We actually successfully defended one of our outposts with a jeep once; our commander ordered us to defend a point that the enemy forces were taking over, and it so happened that we were in a jeep at the time. Thus, we high-tailed it over there, guns blazing, and found that our intrepid AI commander had sounded an all-points alert because two men--a sniper and an engineer--were hunkered down next to our flag. Now, it's possible for two men to take a flag, especially if it's Lurch and I, but we make sure to hunker down behind something so that some yahoo can't just run over us in a jeep.

These men, however, didn't think of that. They bravely stood next to our flag, attempting to take it and firing their guns as fast as they could work their respective actions, but to no avail--I smashed the jeep into the wall behind them, with them sandwiched in between. I then looked at Lurch and said "Defended!" to let him know that we had successfully done just that, and we drove off into the sunset (or another wall).

You'd think that with heroics like these, our AI commander would like our slapdash, misfit "SkullDaisy" unit, but I don't think that's the case. It might just be bad planning on the part of the AI, but he seems to order us into an area, wait thirty seconds while we secure it, and then proceed to blow it to kingdom come with a precision artillery strike (taking us along with whatever we haven't blown up or killed yet). One can almost envision a by-the-book commander leading a platoon of troops into battle, mobilizing armor and infantry with military precision, and then getting to the base and finding that "that damn medic lieutenant and his ragtag band of bumbling misfits got here before us, crashed a jeep into their guard patrol, blew up their defensive tank and their artillery, hijacked a troop transport (Grand Theft Auto, eat your heart out) and took the base in a raging firestorm of metallic shrapnel and flying body parts." So naturally, he then orders us to the front line, then calls in artillery strikes in hopes we'll accidentally be killed by "friendly" fire. It's probably because after the battles, we're hailed as heroes and he has to preside over a ticker tape parade in our honor or something.
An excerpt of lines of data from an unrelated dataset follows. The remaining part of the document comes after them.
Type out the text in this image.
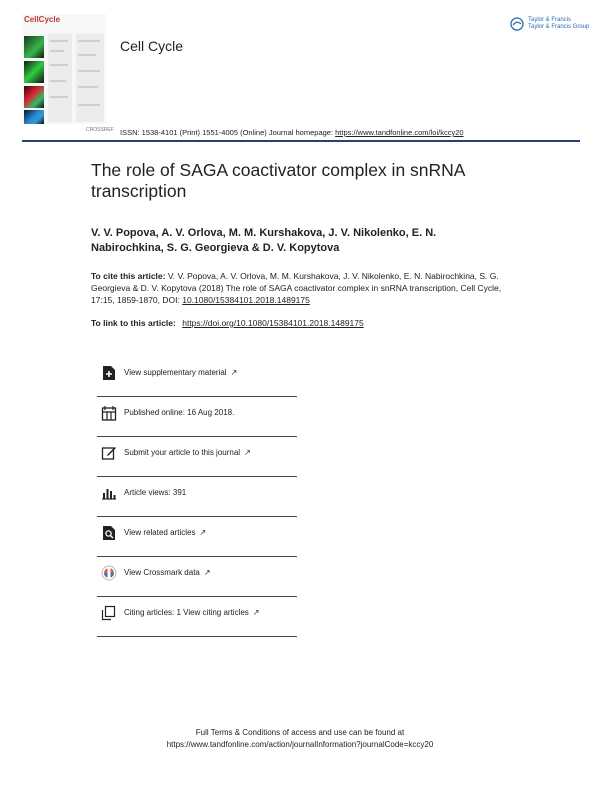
CellCycle
Cell Cycle
Taylor & Francis
Taylor & Francis Group
CROSSREF ISSN: 1538-4101 (Print) 1551-4005 (Online) Journal homepage: https://www.tandfonline.com/loi/kccy20
The role of SAGA coactivator complex in snRNA transcription
V. V. Popova, A. V. Orlova, M. M. Kurshakova, J. V. Nikolenko, E. N. Nabirochkina, S. G. Georgieva & D. V. Kopytova
To cite this article: V. V. Popova, A. V. Orlova, M. M. Kurshakova, J. V. Nikolenko, E. N. Nabirochkina, S. G. Georgieva & D. V. Kopytova (2018) The role of SAGA coactivator complex in snRNA transcription, Cell Cycle, 17:15, 1859-1870, DOI: 10.1080/15384101.2018.1489175
To link to this article: https://doi.org/10.1080/15384101.2018.1489175
View supplementary material ↗
Published online: 16 Aug 2018.
Submit your article to this journal ↗
Article views: 391
View related articles ↗
View Crossmark data ↗
Citing articles: 1 View citing articles ↗
Full Terms & Conditions of access and use can be found at
https://www.tandfonline.com/action/journalInformation?journalCode=kccy20
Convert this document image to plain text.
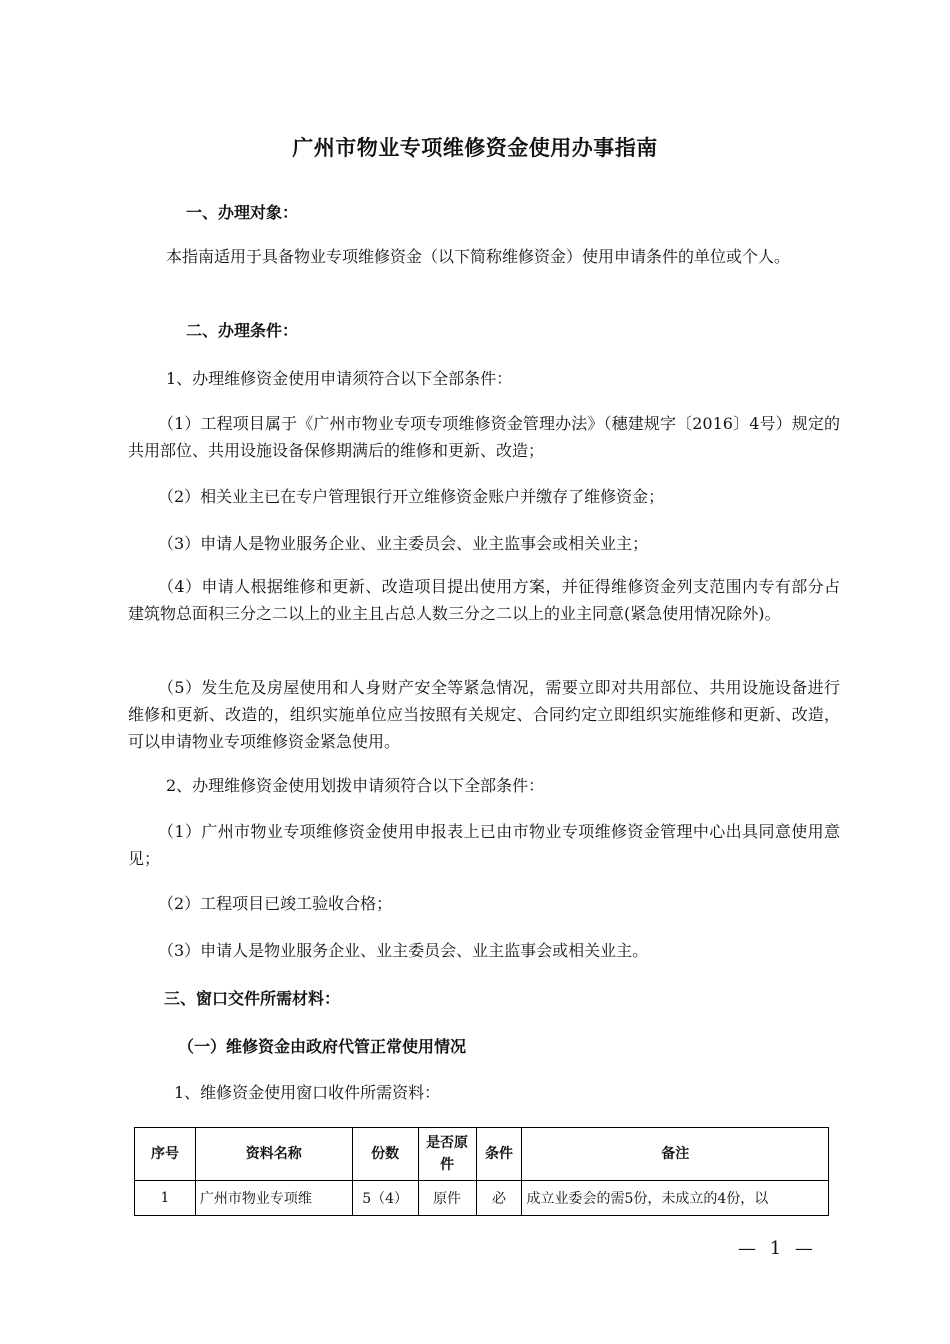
广州市物业专项维修资金使用办事指南
一、办理对象：
本指南适用于具备物业专项维修资金（以下简称维修资金）使用申请条件的单位或个人。
二、办理条件：
1、办理维修资金使用申请须符合以下全部条件：
（1）工程项目属于《广州市物业专项专项维修资金管理办法》（穗建规字〔2016〕4号）规定的共用部位、共用设施设备保修期满后的维修和更新、改造；
（2）相关业主已在专户管理银行开立维修资金账户并缴存了维修资金；
（3）申请人是物业服务企业、业主委员会、业主监事会或相关业主；
（4）申请人根据维修和更新、改造项目提出使用方案，并征得维修资金列支范围内专有部分占建筑物总面积三分之二以上的业主且占总人数三分之二以上的业主同意(紧急使用情况除外)。
（5）发生危及房屋使用和人身财产安全等紧急情况，需要立即对共用部位、共用设施设备进行维修和更新、改造的，组织实施单位应当按照有关规定、合同约定立即组织实施维修和更新、改造，可以申请物业专项维修资金紧急使用。
2、办理维修资金使用划拨申请须符合以下全部条件：
（1）广州市物业专项维修资金使用申报表上已由市物业专项维修资金管理中心出具同意使用意见；
（2）工程项目已竣工验收合格；
（3）申请人是物业服务企业、业主委员会、业主监事会或相关业主。
三、窗口交件所需材料：
（一）维修资金由政府代管正常使用情况
1、维修资金使用窗口收件所需资料：
序号	资料名称	份数	是否原件	条件	备注
1	广州市物业专项维	5（4）	原件	必	成立业委会的需5份，未成立的4份，以
— 1 —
THAT would be a sight to behold--Lurch, in a body cast covered in Purple Hearts, SpamOMan stroking his shotgun lovingly... anyway, it would be an interesting parade.

In closing, gaze upon this haiku a generator thing spat out at me. And have a nice day.
The Insane Space Hunter

Haiku2 for inanespacehuntr
to be replaced
on the right front tire blew out
this had happened
@
Created by Grahame



(3 comments) - (Post a new comment)

Oh, yeah...
[info]inanespacehuntr
2007-04-03 09:54 pm UTC (link)
In case you were wondering why I didn't post yesterday, it's because there wasn't enough signal strength and/or bandwidth for the internet to have any functionality whatsoever. And the weekend was out because, well, I was playing BattleField 2 and catching mice. :P

Though I was doing so well at posting every day... oh, well.

(Reply to this) (Thread)

Re: Oh, yeah...
[info]sasuke1986
2007-04-04 10:22 am UTC (link)
Yah. I haven't read this all yet, but I did notice a the lack of an entry the other day. Was starting to think you disappeared again :P

And that haiku makes me think of that one Bugs Bunny cartoon where he gets involved with a mob and when they pop a tire they use him as a replacement wheel (he holds on to what I think is called the spoek/spoke/sphok/dagdah and runs while holding it up).

(Reply to this) (Parent)(Thread)

Re: Oh, yeah...
[info]inanespacehuntr
2007-04-04 05:13 pm UTC (link)
Heh. Axle, I think, is the word you're looking for. A spoke is the part of, say, a bike wheel that attaches the rim to the... er, wheel bolt central part.